Step 2: Creating an Instance-
Next, we create a compute instance with the desired specifications, such as an e2 standard 16 CPU with 8 cores and 64 GB of memory. This instance will be used to run our data engineering code.
Step 3: SSH into the Instance-
Once the instance is created, we SSH into it to access the command-line interface.
Step 4: Installing Python 3 and Required Libraries-
nside the instance, we install Python 3 and the necessary libraries, such as pandas and maze.ai, using the pip package manager.
Step 5: Setting up Google Cloud-
We set up Google Cloud services, including Google Cloud BigQuery, to store and analyze our data. This involves creating a project in the GCP Console and enabling the required APIs.
Step 6: Starting the Maze.ai Project-
We start the maze.ai project on port 6789. By accessing the external IP provided by the instance, we can view the maze.ai dashboard.
Step 7: Changing Firewall Rules-
To allow access to the maze.ai dashboard through the external IP and port, we modify the firewall rules accordingly, allowing the port and external ip of the instance .
Step 8: Creating a Data Loader Pipeline-
In maze.ai, we create a pipeline for loading the Uber dataset. We specify the source, format, and destination of the data.
Step 9: Creating a Data Transformer Pipeline-
We create a pipeline in maze.ai for transforming the data using a generic template. However, we encounter an error related to kernel overload, which needs to be resolved.
Step 10: Connecting the Pipeline to DataExporter-
Once the data is transformed, we connect the pipeline to a DataExporter component to export the data from Python to Google BigQuery.
Step 11: Configuring io_config.yaml-
We configure the io_config.yaml file in maze.ai to specify the input and output configurations for our data pipeline.
Step 12: Creating a New Service Account-
In the GCP Console, we open the API services and create a new service account. This account will have the necessary permissions to access GCP services.
Step 13: Downloading the Service Account Key-
We download the service account key in JSON format from the GCP Console. This key will be used for authentication when accessing GCP services.
Step 14: Copying the JSON Data into io_config.yaml-
We copy the JSON data from the service account key and paste it into the appropriate section of the io_config.yaml file. This enables authentication and access to GCP services.
Step 15: Refreshing BigQuery and Previewing Data-
After completing the third pipeline, we navigate to Google BigQuery and refresh the dataset or table where the transformed data is stored. This ensures that the latest data is available for analysis. We can also preview the data to verify its correctness.

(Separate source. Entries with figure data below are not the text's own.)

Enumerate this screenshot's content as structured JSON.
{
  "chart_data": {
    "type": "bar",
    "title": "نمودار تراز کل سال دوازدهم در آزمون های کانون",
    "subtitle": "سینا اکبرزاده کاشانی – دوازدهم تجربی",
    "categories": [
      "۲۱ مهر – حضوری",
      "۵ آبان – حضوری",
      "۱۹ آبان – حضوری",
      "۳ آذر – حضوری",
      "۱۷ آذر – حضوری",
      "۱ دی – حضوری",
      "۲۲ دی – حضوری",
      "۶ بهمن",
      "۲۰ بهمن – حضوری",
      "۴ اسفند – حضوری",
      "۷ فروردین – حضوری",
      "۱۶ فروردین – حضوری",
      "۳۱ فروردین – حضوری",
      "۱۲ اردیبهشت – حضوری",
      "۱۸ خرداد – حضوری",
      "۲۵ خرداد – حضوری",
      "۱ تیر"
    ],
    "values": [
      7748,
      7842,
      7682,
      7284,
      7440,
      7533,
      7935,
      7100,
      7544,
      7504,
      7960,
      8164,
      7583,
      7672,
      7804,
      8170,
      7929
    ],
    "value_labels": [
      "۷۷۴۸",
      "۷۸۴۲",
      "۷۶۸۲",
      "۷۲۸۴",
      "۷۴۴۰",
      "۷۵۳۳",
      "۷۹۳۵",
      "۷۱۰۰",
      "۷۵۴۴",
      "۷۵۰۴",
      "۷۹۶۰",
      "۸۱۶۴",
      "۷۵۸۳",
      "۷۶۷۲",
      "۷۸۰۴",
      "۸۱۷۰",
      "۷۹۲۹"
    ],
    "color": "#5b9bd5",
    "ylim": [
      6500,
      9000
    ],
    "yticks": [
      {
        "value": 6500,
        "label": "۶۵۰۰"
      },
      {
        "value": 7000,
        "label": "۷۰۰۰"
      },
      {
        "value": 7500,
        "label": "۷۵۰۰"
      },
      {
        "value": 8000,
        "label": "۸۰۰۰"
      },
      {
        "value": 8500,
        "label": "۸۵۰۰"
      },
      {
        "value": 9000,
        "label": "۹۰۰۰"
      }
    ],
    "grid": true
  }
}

Step 16: Setting up Looker Studio-
To visualize and explore our data, we set up Looker Studio. This involves creating a Looker account and connecting it to our data sources.
Step 17: Connecting Data to Looker Studio Dashboard-
In Looker Studio, we connect to our BigQuery dataset and create a dashboard. We configure the necessary connections and queries to fetch the data from BigQuery and visualize it in Looker Studio.
Conclusion:
In this blog post, we have walked through the process of building an Uber data engineering project using GCP and modern tools. We covered the steps involved in creating a data model, transforming the data, deploying the code, loading the data onto BigQuery, and creating a final dashboard for data analysis and visualization. By following these steps, you can leverage the power of GCP and modern tools to build robust data engineering projects. Happy engineering!